The”teacher”network is trained on information about the object and robot that is readily available in simulation but not in the actual world, such as the placement of fingertips or object velocity, enabling this to operate. To ensure that the robots can function outside of the simulation, the “teacher’s” knowledge is distilled into real-world observations, such as depth images obtained by cameras, object pose, and the robot’s joint positions. They also used a “gravity curriculum,” in which the robot initially learns the ability in a zero-gravity environment before gradually adapting the controller to normal gravity. Taking things at this pace significantly enhanced overall performance.
While it may seem contradictory, a single controller (referred to as the robot’s brain) was capable of reorienting a vast number of objects it had never seen before, and with no prior knowledge of shape.
“We initially thought that visual perception algorithms for inferring shape while the robot manipulates the object was going to be the primary challenge,” says MIT professor Pulkit Agrawal, who is also an author on the research paper. “On the contrary, our findings suggest that robust control techniques that are shape agnostic can be learned. “To the contrary, our results show that one can learn robust control strategies that are shape agnostic. This suggests that visual perception may be far less important for manipulation than what we are used to thinking, and simpler perceptual processing strategies might suffice.”
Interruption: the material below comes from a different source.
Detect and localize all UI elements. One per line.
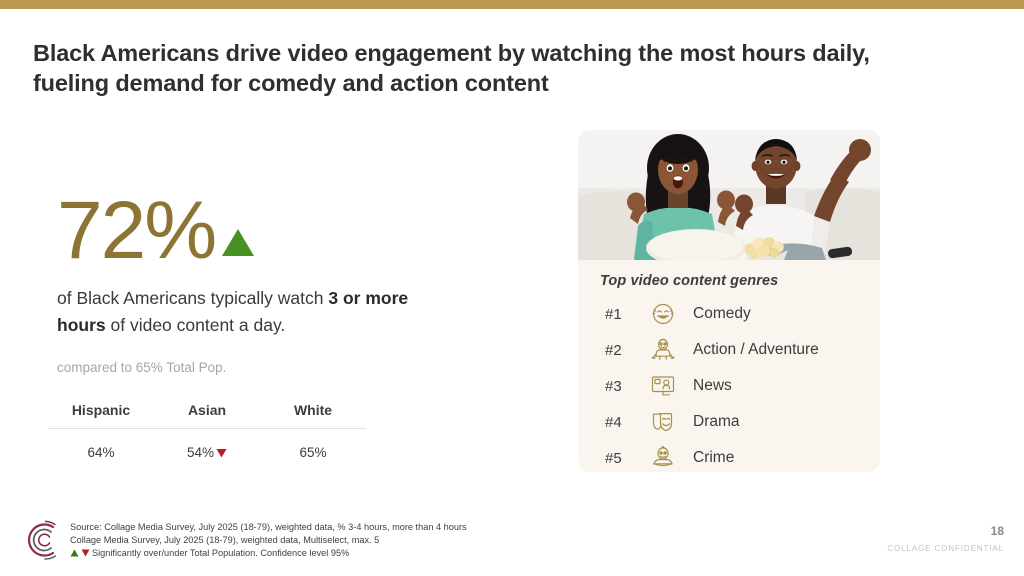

When reoriented with the hand facing up and down, many small, circular shaped objects (apples, tennis balls, marbles) had near-one hundred percent success rates, with the lowest success rates, unsurprisingly, for more complex objects like a spoon, screwdriver, or scissors, being closer to thirty percent.
Because success rates vary with object shape, the team believes that training the model based on object forms could increase performance in the future.
Chen co-authored a paper on the topic with Jie Xu, an MIT CSAIL PhD student, and MIT professor Pulkit Agrawal. Toyota Research Institute, Amazon Research Award, and DARPA Machine Common Sense Program financed the study. It will be presented at the Robot Learning Conference in 2021.